Other programming executives apparently hope to catch Baywatch's lightning in a bottle. Nowadays, you can't throw a rock at your TeeVee without hitting some flaxen-haired beauty square in her pretty little bean. TNT, for instance, is now airing a program called The New Adventures of Robin Hood, with the caveat that the character of Maid Marian is no longer a shy wallflower idly standing by while Robin and his merry men do all the fighting. No, this Maid Marian is a butt-kicking warrior princess. And the producers have taken that conceit one courageous step further by dressing the butt kicking Maid Marian in a low cut red dress and casting the statuesque Anna Galvin in this very critical role. Now we know why Robin's men were so merry.

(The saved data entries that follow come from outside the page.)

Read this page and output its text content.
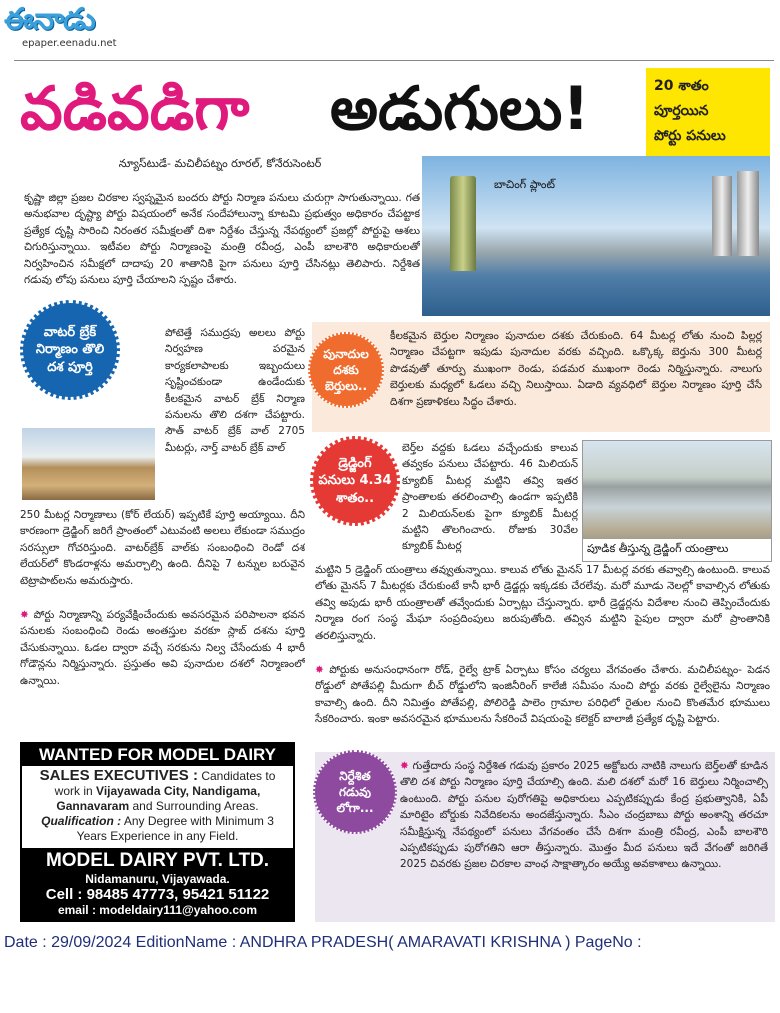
ఈనాడు
epaper.eenadu.net
వడివడిగా అడుగులు!	20 శాతం
పూర్తయిన
పోర్టు పనులు
న్యూస్‌టుడే- మచిలీపట్నం రూరల్, కోనేరుసెంటర్
కృష్ణా జిల్లా ప్రజల చిరకాల స్వప్నమైన బందరు పోర్టు నిర్మాణ పనులు చురుగ్గా సాగుతున్నాయి. గత అనుభవాల దృష్ట్యా పోర్టు విషయంలో అనేక సందేహాలున్నా కూటమి ప్రభుత్వం అధికారం చేపట్టాక ప్రత్యేక దృష్టి సారించి నిరంతర సమీక్షలతో దిశా నిర్దేశం చేస్తున్న నేపథ్యంలో ప్రజల్లో పోర్టుపై ఆశలు చిగురిస్తున్నాయి. ఇటీవల పోర్టు నిర్మాణంపై మంత్రి రవీంద్ర, ఎంపీ బాలశౌరి అధికారులతో నిర్వహించిన సమీక్షలో దాదాపు 20 శాతానికి పైగా పనులు పూర్తి చేసినట్లు తెలిపారు. నిర్దేశిత గడువు లోపు పనులు పూర్తి చేయాలని స్పష్టం చేశారు.
బాచింగ్ ప్లాంట్
వాటర్ బ్రేక్
నిర్మాణం తొలి
దశ పూర్తి
పోటెత్తే సముద్రపు అలలు పోర్టు నిర్వహణ పరమైన కార్యకలాపాలకు ఇబ్బందులు సృష్టించకుండా ఉండేందుకు కీలకమైన వాటర్ బ్రేక్ నిర్మాణ పనులను తొలి దశగా చేపట్టారు. సౌత్ వాటర్ బ్రేక్ వాల్ 2705 మీటర్లు, నార్త్ వాటర్ బ్రేక్ వాల్
250 మీటర్ల నిర్మాణాలు (కోర్ లేయర్) ఇప్పటికే పూర్తి అయ్యాయి. దీని కారణంగా డ్రెడ్జింగ్ జరిగే ప్రాంతంలో ఎటువంటి అలలు లేకుండా సముద్రం సరస్సులా గోచరిస్తుంది. వాటర్‌బ్రేక్ వాల్‌కు సంబంధించి రెండో దశ లేయర్‌లో కొండరాళ్లను అమర్చాల్సి ఉంది. దీనిపై 7 టన్నుల బరువైన టెట్రాపాట్‌లను అమరుస్తారు.
✸ పోర్టు నిర్మాణాన్ని పర్యవేక్షించేందుకు అవసరమైన పరిపాలనా భవన పనులకు సంబంధించి రెండు అంతస్తుల వరకూ స్లాబ్ దశను పూర్తి చేసుకున్నాయి. ఓడల ద్వారా వచ్చే సరకును నిల్వ చేసేందుకు 4 భారీ గోడౌన్లను నిర్మిస్తున్నారు. ప్రస్తుతం అవి పునాదుల దశలో నిర్మాణంలో ఉన్నాయి.
పునాదుల
దశకు
బెర్తులు..
కీలకమైన బెర్తుల నిర్మాణం పునాదుల దశకు చేరుకుంది. 64 మీటర్ల లోతు నుంచి పిల్లర్ల నిర్మాణం చేపట్టగా ఇపుడు పునాదుల వరకు వచ్చింది. ఒక్కొక్క బెర్తును 300 మీటర్ల పొడవుతో తూర్పు ముఖంగా రెండు, పడమర ముఖంగా రెండు నిర్మిస్తున్నారు. నాలుగు బెర్తులకు మధ్యలో ఓడలు వచ్చి నిలుస్తాయి. ఏడాది వ్యవధిలో బెర్తుల నిర్మాణం పూర్తి చేసే దిశగా ప్రణాళికలు సిద్ధం చేశారు.
డ్రెడ్జింగ్
పనులు 4.34
శాతం..
బెర్త్‌ల వద్దకు ఓడలు వచ్చేందుకు కాలువ తవ్వకం పనులు చేపట్టారు. 46 మిలియన్ క్యూబిక్ మీటర్ల మట్టిని తవ్వి ఇతర ప్రాంతాలకు తరలించాల్సి ఉండగా ఇప్పటికి 2 మిలియన్‌లకు పైగా క్యూబిక్ మీటర్ల మట్టిని తొలగించారు. రోజుకు 30వేల క్యూబిక్ మీటర్ల	పూడిక తీస్తున్న డ్రెడ్జింగ్ యంత్రాలు
మట్టిని 5 డ్రెడ్జింగ్ యంత్రాలు తవ్వుతున్నాయి. కాలువ లోతు మైనస్ 17 మీటర్ల వరకు తవ్వాల్సి ఉంటుంది. కాలువ లోతు మైనస్ 7 మీటర్లకు చేరుకుంటే కానీ భారీ డ్రెడ్జర్లు ఇక్కడకు చేరలేవు. మరో మూడు నెలల్లో కావాల్సిన లోతుకు తవ్వి అపుడు భారీ యంత్రాలతో తవ్వేందుకు ఏర్పాట్లు చేస్తున్నారు. భారీ డ్రెడ్జర్లను విదేశాల నుంచి తెప్పించేందుకు నిర్మాణ రంగ సంస్థ మేఘా సంప్రదింపులు జరుపుతోంది. తవ్విన మట్టిని పైపుల ద్వారా మరో ప్రాంతానికి తరలిస్తున్నారు.
✸ పోర్టుకు అనుసంధానంగా రోడ్, రైల్వే ట్రాక్ ఏర్పాటు కోసం చర్యలు వేగవంతం చేశారు. మచిలీపట్నం- పెడన రోడ్డులో పోతేపల్లి మీదుగా బీచ్ రోడ్డులోని ఇంజినీరింగ్ కాలేజీ సమీపం నుంచి పోర్టు వరకు రైల్వేలైను నిర్మాణం కావాల్సి ఉంది. దీని నిమిత్తం పోతేపల్లి, పోలిరెడ్డి పాలెం గ్రామాల పరిధిలో రైతుల నుంచి కొంతమేర భూములు సేకరించారు. ఇంకా అవసరమైన భూములను సేకరించే విషయంపై కలెక్టర్ బాలాజీ ప్రత్యేక దృష్టి పెట్టారు.
WANTED FOR MODEL DAIRY
SALES EXECUTIVES : Candidates to work in Vijayawada City, Nandigama, Gannavaram and Surrounding Areas.
Qualification : Any Degree with Minimum 3 Years Experience in any Field.
MODEL DAIRY PVT. LTD.
Nidamanuru, Vijayawada.
Cell : 98485 47773, 95421 51122
email : modeldairy111@yahoo.com
నిర్దేశిత
గడువు
లోగా...
✸ గుత్తేదారు సంస్థ నిర్దేశిత గడువు ప్రకారం 2025 అక్టోబరు నాటికి నాలుగు బెర్త్‌లతో కూడిన తొలి దశ పోర్టు నిర్మాణం పూర్తి చేయాల్సి ఉంది. మలి దశలో మరో 16 బెర్తులు నిర్మించాల్సి ఉంటుంది. పోర్టు పనుల పురోగతిపై అధికారులు ఎప్పటికప్పుడు కేంద్ర ప్రభుత్వానికి, ఏపీ మారిటైం బోర్డుకు నివేదికలను అందజేస్తున్నారు. సీఎం చంద్రబాబు పోర్టు అంశాన్ని తరచూ సమీక్షిస్తున్న నేపథ్యంలో పనులు వేగవంతం చేసే దిశగా మంత్రి రవీంద్ర, ఎంపీ బాలశౌరి ఎప్పటికప్పుడు పురోగతిని ఆరా తీస్తున్నారు. మొత్తం మీద పనులు ఇదే వేగంతో జరిగితే 2025 చివరకు ప్రజల చిరకాల వాంఛ సాక్షాత్కారం అయ్యే అవకాశాలు ఉన్నాయి.
Date : 29/09/2024 EditionName : ANDHRA PRADESH( AMARAVATI KRISHNA ) PageNo :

Of course, not all casting decisions are such innocent re-workings of history like Robin Hood or Xena: Warrior Princess. In fact, casting beautiful women in piss-poor TeeVee programs carries with it a tragic human cost that borders on the incomprehensible. Case in point: two weeks ago, I found myself so taken with the brassy Liz Vassey that I watched an entire episode of Brotherly Love, the one-time NBC sitcom sent off to The WB, where it is well known all crap goes off to die. This is the same Brotherly Love that features all three Lawrence brothers, or to put it another way, three more Lawrence brothers than I'm comfortable watching. I was so sickened, I almost didn't tune in to watch the show the next week. Almost.

My research of this vexing issue has turned up more than just a few trends.

  • Many bad shows that feature beautiful actresses got their start on NBC before being shunted off to syndication or The WB

  • Many bad shows that feature beautiful actresses include characters that play maids.

  • Germans, when not plunging humanity into bloody global conflicts, apparently have a thing for breast augmentation.

But more importantly, what I learned is that this problem isn't going to go away soon, not without prompt and zealous government intervention, anyhow. Already, our nation's legislators are talking about passing regulations to toughen up the TeeVee networks' limp noodle rating system. And more power to them, I say, so long as Newt and Dick and Trent and all the kids on Capitol Hill realize the threat that a high starlet-to-crappy-show ratio poses to our national sanity.

That's why I propose the new TV-B rating, which will tell discriminating viewers, "Warning: This program features unlikable characters, trite plots and obvious jokes. But more importantly, it stars a leggy actresses whose sole purpose for existence is to sucker you into watching. For the love of the God, turn off the TeeVee and put on a KISS record or something."

Because I'll be damned if I have to watch another episode of Unhappily Ever After. Even if that Nikki Cox is purty.